I’m very glad when I have a batch of mini reviews ready and it’s just enjoyable novellas or other kinds of books I simply don’t do full reviews for. No DNFs, no disappointments, just some good short reads.
December has, quite predictably, been a below average reading month. I fell into a bad slump and even what I did read, I mostly haven’t had the energy to review. I found it interesting, however, that my current version of “woe, I barely read anything this month” is still more books compared to the slump months of previous years (6 books as opposed to 4 or less).
As far as the yearly wrap-up goes…well, I hope I finish it before February? 😂
The Gray House by Mariam Petrosyan (reread): As good as ever, fits me as well as ever. Glad of it.
On a Red Station, Drifting by Aliette de Bodard: My favourite of the Xuya books so far, probably the best entry point into the series of what I’ve read so far. The tech is finally starting to make some sort of sense.
The Spare Man by Mary Robinette Kowal: Very readable, queernorm space mystery.

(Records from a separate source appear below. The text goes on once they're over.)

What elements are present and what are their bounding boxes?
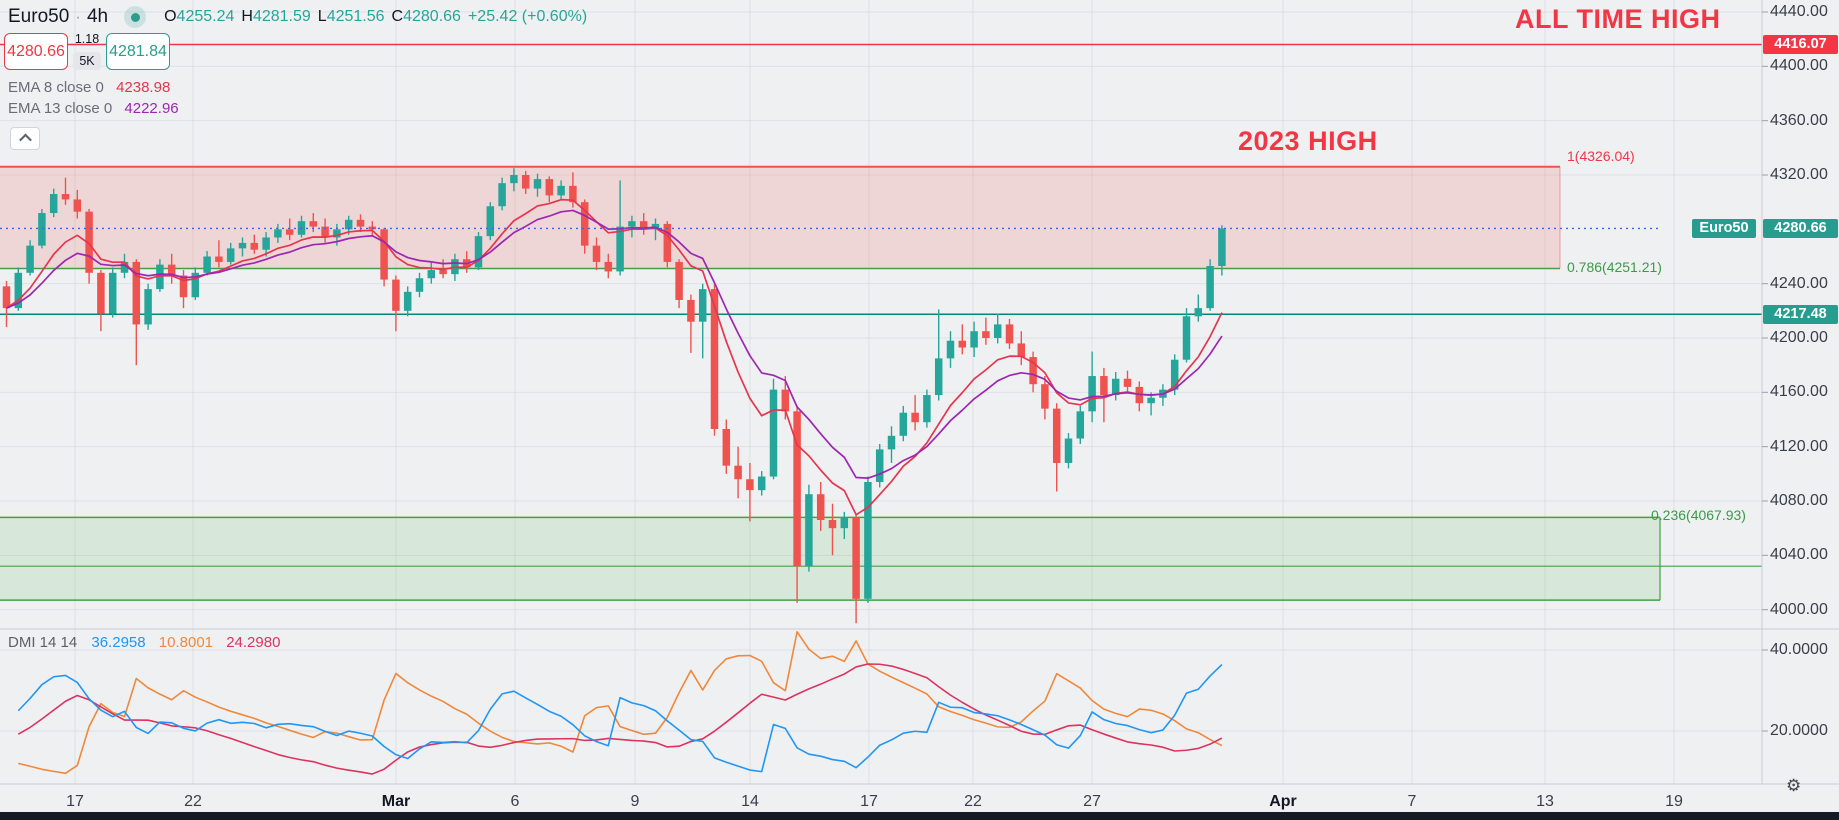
- time-axis-label: 27: [1083, 793, 1101, 810]
- time-axis-settings-gear-icon[interactable]: ⚙: [1786, 776, 1802, 795]
- dmi-axis-label: 40.0000: [1770, 641, 1828, 658]
- dmi-title[interactable]: DMI 14 14: [8, 634, 78, 651]
- dmi-legend: DMI 14 14 36.2958 10.8001 24.2980: [8, 634, 280, 651]
- timeframe-label[interactable]: 4h: [86, 6, 109, 27]
- support-price-tag: 4217.48: [1763, 304, 1838, 324]
- price-axis-label: 4360.00: [1770, 111, 1828, 129]
- price-axis-label: 4440.00: [1770, 3, 1828, 20]
- market-status-icon[interactable]: [124, 6, 147, 28]
- time-axis-label: Apr: [1269, 793, 1297, 810]
- ema8-value: 4238.98: [116, 79, 171, 96]
- low-value: 4251.56: [326, 8, 385, 25]
- ohlc-readout: O4255.24 H4281.59 L4251.56 C4280.66 +25.42 (…: [164, 8, 587, 26]
- ema13-label: EMA 13 close 0: [8, 100, 113, 117]
- symbol-separator: ·: [75, 7, 81, 26]
- price-axis-label: 4200.00: [1770, 329, 1828, 346]
- buy-sell-widget: 4280.66 1.18 5K 4281.84: [4, 33, 170, 70]
- ath-price-tag: 4416.07: [1763, 35, 1838, 54]
- spread-value: 1.18: [74, 32, 100, 46]
- symbol-name[interactable]: Euro50: [8, 6, 70, 27]
- price-axis-label: 4400.00: [1770, 57, 1828, 75]
- price-axis-label: 4160.00: [1770, 383, 1828, 401]
- fib-level-0236-label: 0.236(4067.93): [1651, 507, 1746, 524]
- price-axis-label: 4120.00: [1770, 437, 1828, 455]
- collapse-legend-button[interactable]: [10, 127, 40, 150]
- price-axis-label: 4040.00: [1770, 546, 1828, 564]
- time-axis-label: 7: [1407, 793, 1417, 810]
- time-axis-label: 9: [630, 793, 640, 810]
- 2023-high-annotation: 2023 HIGH: [1238, 126, 1378, 156]
- bottom-toolbar: [0, 812, 1839, 820]
- last-price-symbol-tag: Euro50: [1692, 218, 1756, 238]
- time-axis-label: Mar: [381, 793, 411, 810]
- high-label: H: [241, 8, 253, 25]
- time-axis-label: 19: [1665, 793, 1683, 810]
- sell-button[interactable]: 4280.66: [4, 33, 68, 70]
- price-axis-label: 4000.00: [1770, 600, 1828, 618]
- change-value: +25.42 (+0.60%): [467, 8, 588, 25]
- time-axis-label: 22: [184, 793, 202, 810]
- time-axis-label: 17: [860, 793, 878, 810]
- close-label: C: [391, 8, 404, 25]
- dmi-minus-di-value: 10.8001: [158, 634, 214, 651]
- time-axis-label: 17: [66, 793, 84, 810]
- price-axis-label: 4240.00: [1770, 274, 1828, 292]
- quantity-selector[interactable]: 5K: [73, 52, 101, 70]
- all-time-high-annotation: ALL TIME HIGH: [1515, 4, 1721, 34]
- symbol-legend: Euro50 · 4h O4255.24 H4281.59 L4251.56 C428…: [8, 6, 587, 28]
- ema13-legend: EMA 13 close 0 4222.96: [8, 100, 179, 117]
- price-axis-label: 4320.00: [1770, 166, 1828, 183]
- open-label: O: [164, 8, 177, 25]
- fib-level-1-label: 1(4326.04): [1567, 147, 1635, 164]
- dmi-axis-label: 20.0000: [1770, 722, 1828, 739]
- chevron-up-icon: [18, 133, 32, 147]
- low-label: L: [317, 8, 327, 25]
- time-axis-label: 13: [1536, 793, 1554, 810]
- price-axis-label: 4080.00: [1770, 492, 1828, 509]
- dmi-adx-value: 24.2980: [226, 634, 281, 651]
- close-value: 4280.66: [403, 8, 461, 25]
- ema8-legend: EMA 8 close 0 4238.98: [8, 79, 170, 96]
- time-axis-label: 22: [964, 793, 982, 810]
- high-value: 4281.59: [252, 8, 311, 25]
- dmi-plus-di-value: 36.2958: [91, 634, 146, 651]
- last-price-tag: 4280.66: [1763, 218, 1838, 238]
- open-value: 4255.24: [176, 8, 235, 25]
- time-axis-label: 6: [510, 793, 520, 810]
- ema13-value: 4222.96: [124, 100, 179, 117]
- fib-level-0786-label: 0.786(4251.21): [1567, 259, 1662, 276]
- ema8-label: EMA 8 close 0: [8, 79, 104, 96]
- time-axis-label: 14: [741, 793, 759, 810]
- buy-button[interactable]: 4281.84: [106, 33, 170, 70]
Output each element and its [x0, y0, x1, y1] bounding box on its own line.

Also cocktail recipes! (Both alcoholic and not!)
Geometries of Belonging: Stories and Poems from the Birdverse by R.B. Lemberg: Lovely. Very queer, very neurodivergent, beautifully written. Seems like the only short story collections I enjoy are single-author, single-world ones.
Into the Riverlands by Nghi Vo: Falls somewhere between the previous two books on the enjoyment scale.
Ash by Malinda Lo: Lesbian Cinderella. Fairly standard retelling, not without flaws (very abrupt ending!), but a fun, quick YA read.